I fear people are underestimating the seriousness of the situation by looking at just confirmed cases of COVID-19 but ignoring models which warn that the only reason the numbers are so low is that we lack adequate capability to test people.
New York City passed 4,000 confirmed cases on Thursday. Last Thursday, they had 216 cases. Two weeks ago, they had 11. The number of cases is multiplying 20-fold in a week as the disease spreads and as testing becomes more widely available. It is expected New York City will add 1,000 new confirmed cases on Friday.
(UPDATE 3/20 6:50 PM ET: NYC did in fact add more than 1,000 new confirmed cases, reaching 5,151)
(UPDATE 3/20 8:00 PM ET: NYC actually added more than 4,000 new confirmed cases today, topping 8,000)
If the hospitalizatio rate maintains pace with the infection rate, New York City will run out of available hospital beds on Tuesday.
One model I examined today suggested that when comparing hospitalization rates to infection rates in hard-hit places like South Korea, China, and Italy, it is more likely New York City is adding closer to 25,000 new cases each day now instead of the 1,000 being reported.

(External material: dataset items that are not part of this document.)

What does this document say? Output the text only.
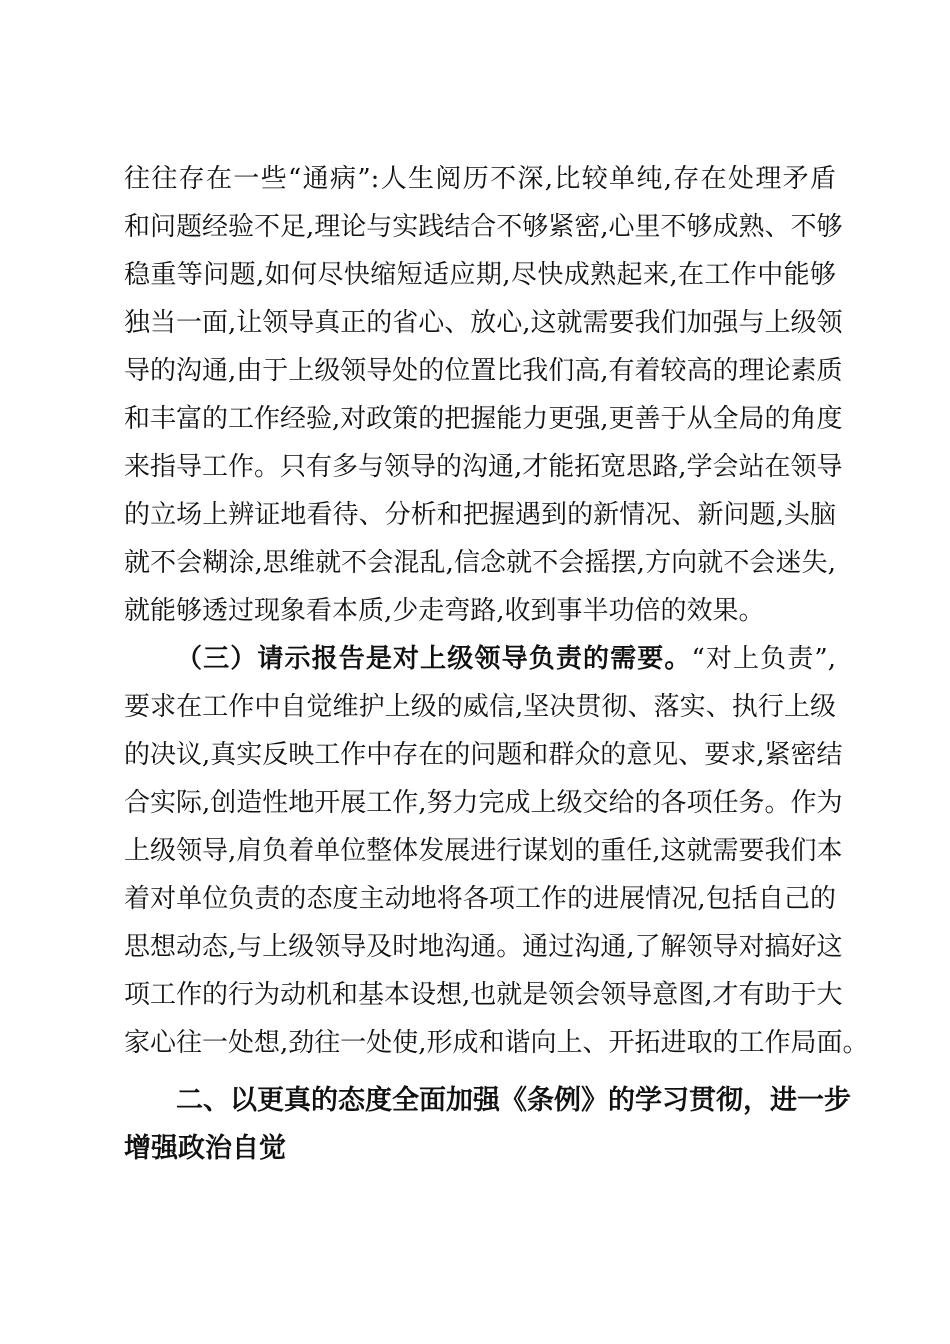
往往存在一些“通病”:人生阅历不深,比较单纯,存在处理矛盾
和问题经验不足,理论与实践结合不够紧密,心里不够成熟、不够
稳重等问题,如何尽快缩短适应期,尽快成熟起来,在工作中能够
独当一面,让领导真正的省心、放心,这就需要我们加强与上级领
导的沟通,由于上级领导处的位置比我们高,有着较高的理论素质
和丰富的工作经验,对政策的把握能力更强,更善于从全局的角度
来指导工作。只有多与领导的沟通,才能拓宽思路,学会站在领导
的立场上辨证地看待、分析和把握遇到的新情况、新问题,头脑
就不会糊涂,思维就不会混乱,信念就不会摇摆,方向就不会迷失,
就能够透过现象看本质,少走弯路,收到事半功倍的效果。
（三）请示报告是对上级领导负责的需要。“对上负责”,
要求在工作中自觉维护上级的威信,坚决贯彻、落实、执行上级
的决议,真实反映工作中存在的问题和群众的意见、要求,紧密结
合实际,创造性地开展工作,努力完成上级交给的各项任务。作为
上级领导,肩负着单位整体发展进行谋划的重任,这就需要我们本
着对单位负责的态度主动地将各项工作的进展情况,包括自己的
思想动态,与上级领导及时地沟通。通过沟通,了解领导对搞好这
项工作的行为动机和基本设想,也就是领会领导意图,才有助于大
家心往一处想,劲往一处使,形成和谐向上、开拓进取的工作局面。
二、以更真的态度全面加强《条例》的学习贯彻，进一步
增强政治自觉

This chart shows the actual reported positive tests in New York City in red (barely enough to move the line off the bottom of the graph) and the number of actual infections the forecasting model predicts based on comparing existing data like percentage of tests coming back positive, hospitalization rates, and mortality rates.
Simply put, by the end of next week, New York City could be reporting 10,000 active cases but would really have somewhere around 400,000 cases.
Now, to be clear, this estimate is something between a best-case and worst-case scenario. The author of the study (Michael Donnelly) used data from the New England Journal of Medicine as a basis but had to take plenty of wild guesses as there is no way to know how much we don’t know until the tests start giving more data.
This chart shows how many tests per 1 million of population each country surveyed had completed. Yes, that is the United States down there near the bottom with Thailand and Vietnam.
Nate Silver, who runs the 538 website and builds statistical models for everything from baseball to politics, cautioned Donnelly against making too many assumptions with so many holes in the data but offered the following assessment Thursday evening.
Lombardy is the region in Italy including Milan and Venice which has been devastated by the virus despite a massive quarantine effort.
It is unclear how terrible things are going to get, but one thing is certain, it is going to get worse before it gets better.